For a film that focuses on true to life character studies of developmentally challenged children, A Child Is Waiting provides the viewer with clear insight into the world of these individuals and what they are dealt with in every day life.



“Controversy about this movie? In a world where you almost have to choose sides on everything, can there be more than one side of the subject of helping retarded children. At first I just wanted to hug them and protect them. But I realized they didn’t want protection-they wanted to be accepted. These children want affection, yes, but most of all they need to be accepted as human beings. They need to feel useful.”       ( Judy Garland )

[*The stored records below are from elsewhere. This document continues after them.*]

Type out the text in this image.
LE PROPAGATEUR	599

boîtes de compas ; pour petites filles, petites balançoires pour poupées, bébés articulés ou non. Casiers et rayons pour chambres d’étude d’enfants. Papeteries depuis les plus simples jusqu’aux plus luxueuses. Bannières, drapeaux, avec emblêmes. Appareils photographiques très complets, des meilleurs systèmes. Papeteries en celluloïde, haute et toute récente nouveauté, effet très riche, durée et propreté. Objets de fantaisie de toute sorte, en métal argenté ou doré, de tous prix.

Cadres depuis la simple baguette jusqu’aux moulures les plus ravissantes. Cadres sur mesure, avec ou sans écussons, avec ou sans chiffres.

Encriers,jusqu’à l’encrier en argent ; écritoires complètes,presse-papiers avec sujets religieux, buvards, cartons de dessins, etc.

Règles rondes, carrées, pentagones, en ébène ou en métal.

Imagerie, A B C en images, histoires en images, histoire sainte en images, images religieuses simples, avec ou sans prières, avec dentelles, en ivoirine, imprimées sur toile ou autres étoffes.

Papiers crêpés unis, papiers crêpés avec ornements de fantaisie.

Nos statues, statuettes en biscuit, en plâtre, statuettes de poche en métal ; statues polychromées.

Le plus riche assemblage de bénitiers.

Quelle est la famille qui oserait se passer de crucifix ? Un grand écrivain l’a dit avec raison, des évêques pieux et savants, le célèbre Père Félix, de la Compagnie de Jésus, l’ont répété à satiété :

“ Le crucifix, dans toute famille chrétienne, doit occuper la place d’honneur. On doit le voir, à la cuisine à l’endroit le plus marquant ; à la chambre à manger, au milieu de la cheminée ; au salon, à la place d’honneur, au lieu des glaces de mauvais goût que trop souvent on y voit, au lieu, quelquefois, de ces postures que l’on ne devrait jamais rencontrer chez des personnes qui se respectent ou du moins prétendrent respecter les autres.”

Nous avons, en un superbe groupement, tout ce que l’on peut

“All children must be accepted and loved for what they are. Our everyday contact with these children made everyone care for them. It had been agreed that the greatest actors in the world could not portray them as accurately as the children themselves. They had delightful humor, they deported themselves so well and were very responsive to direction. Working with them cleared up our own misconceptions. We hope with all our hearts that our movie will clear up a lot of public misconceptions.”                      ( Burt Lancaster )



Director John Cassavetes (for whom this was his first major studio production) and Producer Stanley Kramer had many creative / economic differences and during the editing phase, Cassavetes was fired.



Judy Garland: Born, Frances Ethel Gumm on June 10th, 1922, in Grand Rapids, Minnesota. Died: June 22nd, 1969, in Chelsea, London. Aged 47. Cause of death: Barbiturate overdose.

Burt Lancaster: Born Burton Stephen Lancaster on November 2nd, 1913 in New York. Died: October 20th, 1994 in Century City, California. Aged 80. Cause of death: Heart attack.


The above was my entry for the Disability In Film Blogathon, hosted by Pop Culture Reverie. Click here to view the other articles being exhibited during the event.



  1. Pingback: The Disability in Film Blogathon Is Finally Here | Pop Culture Reverie

  2. Mike

    excellent article,.Crystal!! I’ve seen the film about 30 yeas ago and thought it was underrated. Was definitely ahead of its time. Was nice seeing Judy in a different type of role. Thanks for the backround information – all new to me.


  3. Amazing article Crystal as always! Well written, informative and captivating! I once almost watched this film when I wad doing a little Burt Lancaster marathon, but finally didn’t. Now after reading this I have one more reason to. I had no idea it was about autism.


  4. What an insightful piece, Crystal! Nicely done. I think A Child Is Waiting deserves more attention that what it has received. The Thanksgiving play is truly touching. Good performances all-around. This was an interesting blogathon. I enjoyed writing my piece and am really enjoying reading what everyone else has posted. 🙂


  5. Robin Franson Pruter

    Thanks for contributing! Including the excerpts from the reviews was a great idea. Crowther’s review gives us a lot of insight into what people expected from movies about disability. I haven’t seen the film, but it sounds from your discussion that it has some nice nuance–that it doesn’t present the issue as black and white, right or wrong.